The 'Failed Lookup' error was repeated many times.

There's a new firmware file for "old"
https://github.com/kvalo/ath10k-firmware/blob/master/QCA9984/hw1.0/3.9.0.2/firmware-5.bin_10.4-3.9.0.2-00099

And also the 3.10 version that has been around for a while:
https://github.com/kvalo/ath10k-firmware/blob/master/QCA9984/hw1.0/3.10/firmware-5.bin_10.4-3.10-00047

The default in the "old" builds is 10.4-3.9.0.2-00070

Not sure what the policy is to bump it to a more recent one.

And also a new "ct" version .019
https://www.candelatech.com/downloads/ath10k-9984-10-4b/?C=M;O=D

Edit: Unfortunately for me .019 is worse than .018 very laggy and packet loss between 2 Macs.

Still having this issue. The 5Ghz seems more stable. It is now the 2.5Ghz that seems to have disconnects w/o reconnect.
@hugalafutro Have put your settings in the router Starte=up and rebooted. Will see if there is any difference.
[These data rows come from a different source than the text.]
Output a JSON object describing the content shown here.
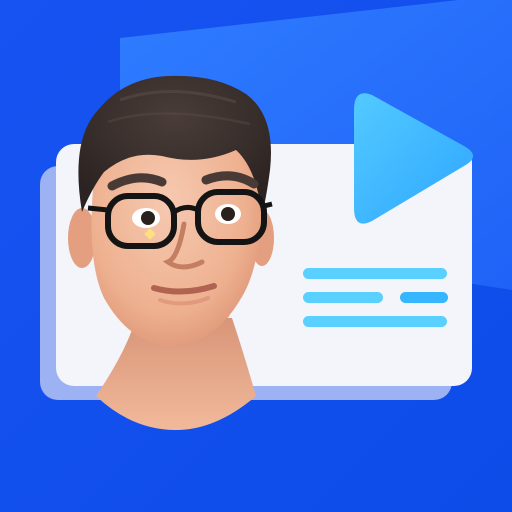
{
  "colors": {
    "background": "#1456f0",
    "back_panel": "#2d78ff",
    "card": "#f2f4fb",
    "card_shadow": "#9fb3f1",
    "play_button": "#4fc6ff",
    "text_lines": "#5bd2ff",
    "text_accent": "#32b4ff",
    "skin": "#f0b596",
    "hair": "#3a2f2c",
    "glasses": "#151515"
  },
  "icons": {
    "play": "play-icon",
    "avatar": "avatar-3d-man-with-glasses"
  },
  "text_lines": [
    1,
    0.55,
    0.34,
    1
  ]
}
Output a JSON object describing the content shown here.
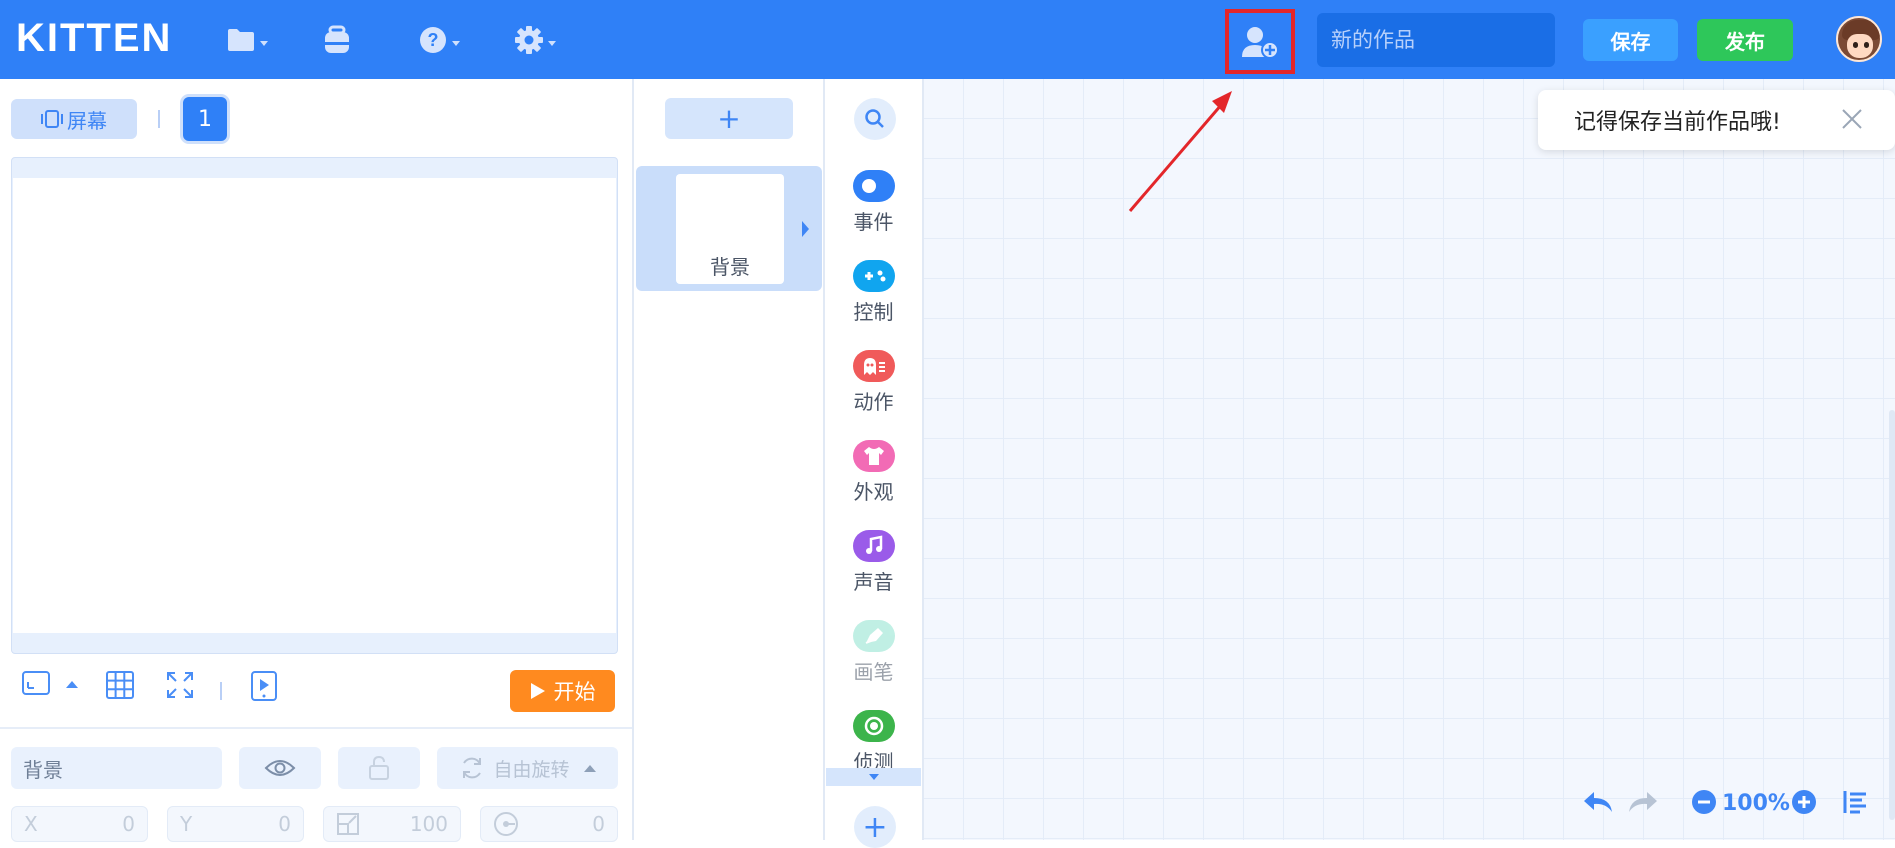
{
  "topbar": {
    "logo": "KITTEN",
    "title_placeholder": "新的作品",
    "save_label": "保存",
    "publish_label": "发布"
  },
  "stage": {
    "screen_tab_label": "屏幕",
    "page_number": "1",
    "start_label": "开始"
  },
  "properties": {
    "name_value": "背景",
    "rotation_label": "自由旋转",
    "x_label": "X",
    "x_value": "0",
    "y_label": "Y",
    "y_value": "0",
    "size_value": "100",
    "direction_value": "0"
  },
  "sprites": {
    "add_label": "+",
    "items": [
      {
        "label": "背景"
      }
    ]
  },
  "categories": [
    {
      "label": "事件",
      "icon": "toggle-icon",
      "color": "#2f80f7"
    },
    {
      "label": "控制",
      "icon": "gamepad-icon",
      "color": "#10a5ef"
    },
    {
      "label": "动作",
      "icon": "ghost-icon",
      "color": "#f05a5a"
    },
    {
      "label": "外观",
      "icon": "shirt-icon",
      "color": "#f26bb5"
    },
    {
      "label": "声音",
      "icon": "music-icon",
      "color": "#9a5be9"
    },
    {
      "label": "画笔",
      "icon": "pen-icon",
      "color": "#8ee3cf"
    },
    {
      "label": "侦测",
      "icon": "target-icon",
      "color": "#3cb44b"
    }
  ],
  "toast": {
    "message": "记得保存当前作品哦!"
  },
  "workspace": {
    "zoom": "100%"
  },
  "colors": {
    "topbar": "#2f80f7",
    "save": "#3aa0ff",
    "publish": "#2ec75a",
    "start": "#ff8a1f",
    "highlight": "#e3262a"
  }
}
After installing master-r13684-3b0f698760-20200704 and importing the SSL certificate into the Trusted Root Certification Authorities (Chrome), I still cannot https into luci without the "privacy" error.

Any ideas?

edit: sorry, the problem is that I cannot get rid of the annoying 'not secure' message regarding the certificate.